Ni yo sé cuantas horas pasaron hasta que me volví a despertar, pero en este caso no veía más que el foco rectangular de una lámpara que parpadeaba sin cesar, esa acción de la luz me trajo un déjà vu precioso; aquel niño jugando entre mantas y linternas en un salón, creando formas de animales con las manos y que cobraban vida en su sombra, hasta que me volví a conectar al mundo, en el que desearía no haber indagado tanto. Miré a mi alrededor y solo me veía rodeado de cuatro paredes blancas recién pintadas, haciendo que ese olor a pintura impregnara toda la sala que por una vez, no me desagradó. No había nada en ese cuarto, tan solo una ventana, por la que no se veía nada; una puerta, posiblemente de hierro y esta silla, a la que estaba atado con una especie de cinturones amarillos. Por más que intentaba hacer fuerza no conseguía ningún resultado, no podía estirarme, ¿a dónde había ido a parar mi libertad? Cada vez empecé a tirar más y más hasta que un ruido de sopetón me hizo parar de inmediato. Entraron un par de hombres, bastante altos e indicando con las expresiones frías en sus rostros que no se dignarían a desatarme. El más delgado se colocó a mi derecha, comenzó a hablar, a recitar como unas citas, de las cuales no entendía nada, yo nunca había creído en Dios, ¿por qué estaba él aquí? ¿Me rezaba a mí o a aquel niño?

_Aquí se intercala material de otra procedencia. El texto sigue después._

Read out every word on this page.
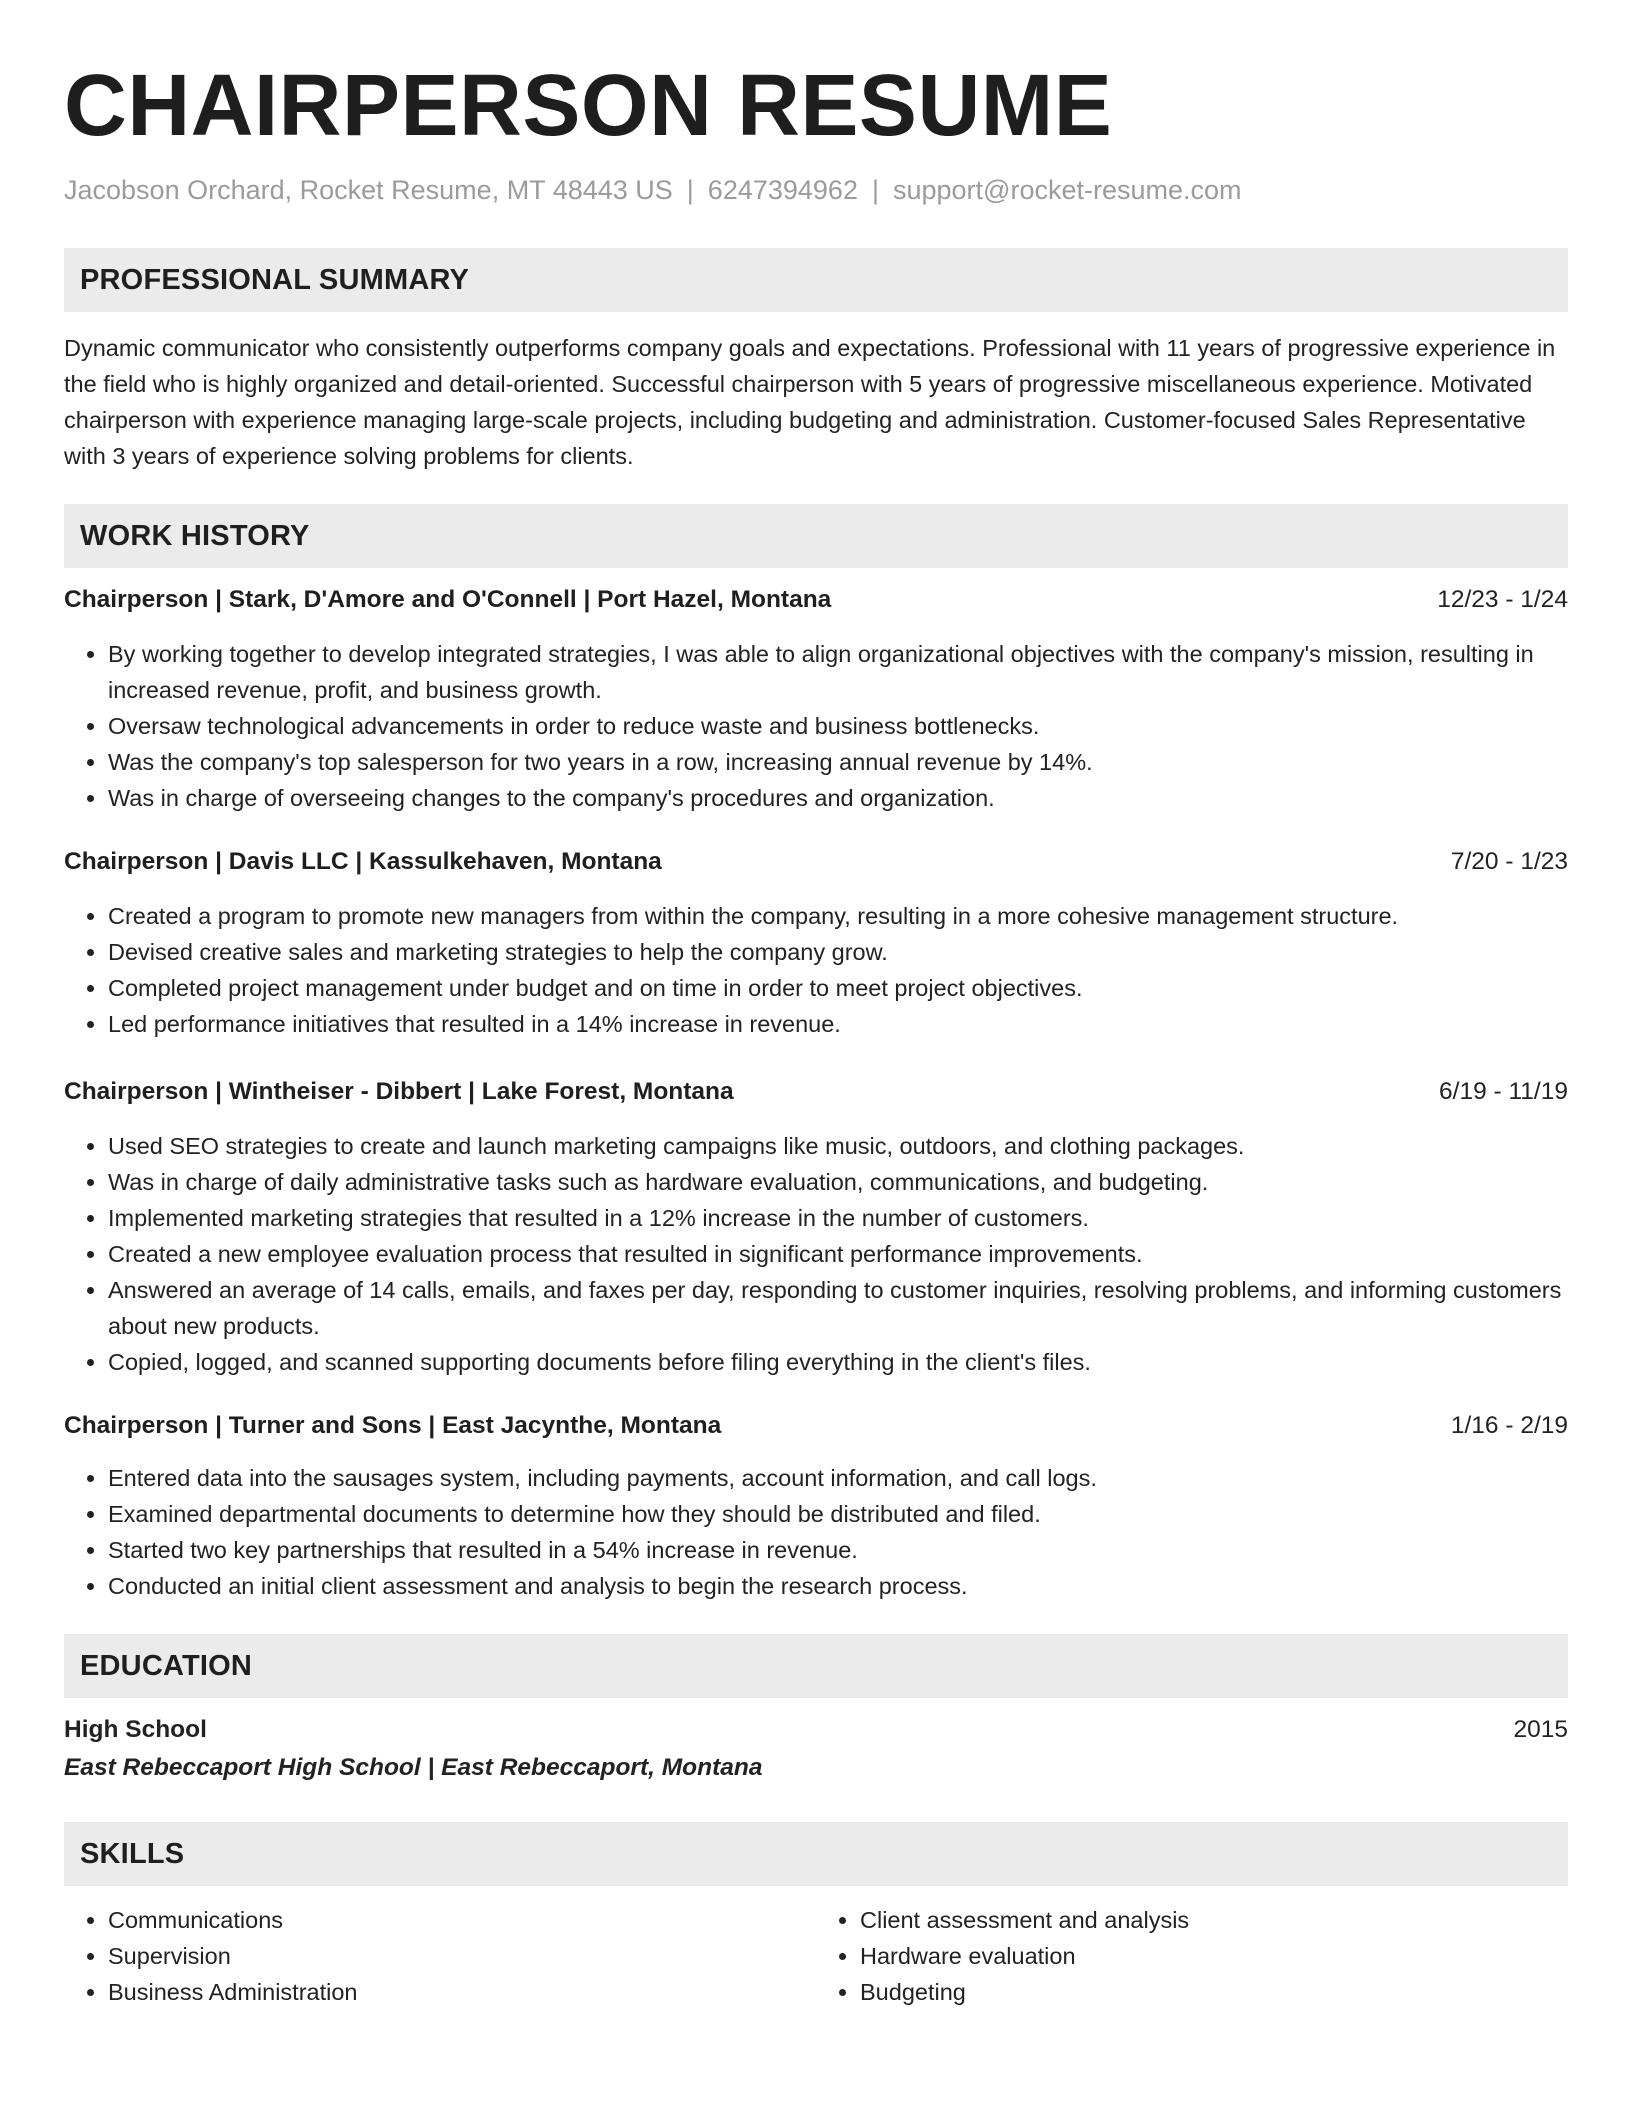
CHAIRPERSON RESUME
Jacobson Orchard, Rocket Resume, MT 48443 US | 6247394962 | support@rocket-resume.com
PROFESSIONAL SUMMARY
Dynamic communicator who consistently outperforms company goals and expectations. Professional with 11 years of progressive experience in the field who is highly organized and detail-oriented. Successful chairperson with 5 years of progressive miscellaneous experience. Motivated chairperson with experience managing large-scale projects, including budgeting and administration. Customer-focused Sales Representative with 3 years of experience solving problems for clients.
WORK HISTORY
Chairperson | Stark, D'Amore and O'Connell | Port Hazel, Montana	12/23 - 1/24
• By working together to develop integrated strategies, I was able to align organizational objectives with the company's mission, resulting in increased revenue, profit, and business growth.
• Oversaw technological advancements in order to reduce waste and business bottlenecks.
• Was the company's top salesperson for two years in a row, increasing annual revenue by 14%.
• Was in charge of overseeing changes to the company's procedures and organization.
Chairperson | Davis LLC | Kassulkehaven, Montana	7/20 - 1/23
• Created a program to promote new managers from within the company, resulting in a more cohesive management structure.
• Devised creative sales and marketing strategies to help the company grow.
• Completed project management under budget and on time in order to meet project objectives.
• Led performance initiatives that resulted in a 14% increase in revenue.
Chairperson | Wintheiser - Dibbert | Lake Forest, Montana	6/19 - 11/19
• Used SEO strategies to create and launch marketing campaigns like music, outdoors, and clothing packages.
• Was in charge of daily administrative tasks such as hardware evaluation, communications, and budgeting.
• Implemented marketing strategies that resulted in a 12% increase in the number of customers.
• Created a new employee evaluation process that resulted in significant performance improvements.
• Answered an average of 14 calls, emails, and faxes per day, responding to customer inquiries, resolving problems, and informing customers about new products.
• Copied, logged, and scanned supporting documents before filing everything in the client's files.
Chairperson | Turner and Sons | East Jacynthe, Montana	1/16 - 2/19
• Entered data into the sausages system, including payments, account information, and call logs.
• Examined departmental documents to determine how they should be distributed and filed.
• Started two key partnerships that resulted in a 54% increase in revenue.
• Conducted an initial client assessment and analysis to begin the research process.
EDUCATION
High School	2015
East Rebeccaport High School | East Rebeccaport, Montana
SKILLS
• Communications
• Supervision
• Business Administration
• Client assessment and analysis
• Hardware evaluation
• Budgeting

Al acabar con sus alegatos religiosos, el otro hombre, a mi izquierda y algo más serio, lanzó una pregunta al aire: ¿Tienes unas últimas palabras? Mi mente únicamente se redujo a pensar en aquel niño feliz que aunque hubiese vivido tan solo dieciocho años deseaba mirarse al espejo por última vez y decirse: ¿por qué confiaste en él? Ahora no tienes salida, te irás de esta tierra y te recordarán como el culpable.


Al cabo de unos segundos, la luz se apagó y se encendió en un instante. Todo había terminado, fue horrible verle ir tras esa ventana que aunque fuese oscura mostraba demasiado dolor. Y yo ahí quieto, sabiendo que tenía en mis manos lo que le hubiese salvado, tan solo un trozo de papel en una carpeta roja, sin embargo, ya no me importaba, porque al fin y al cabo quién diría que estaría contando la historia de mi víctima.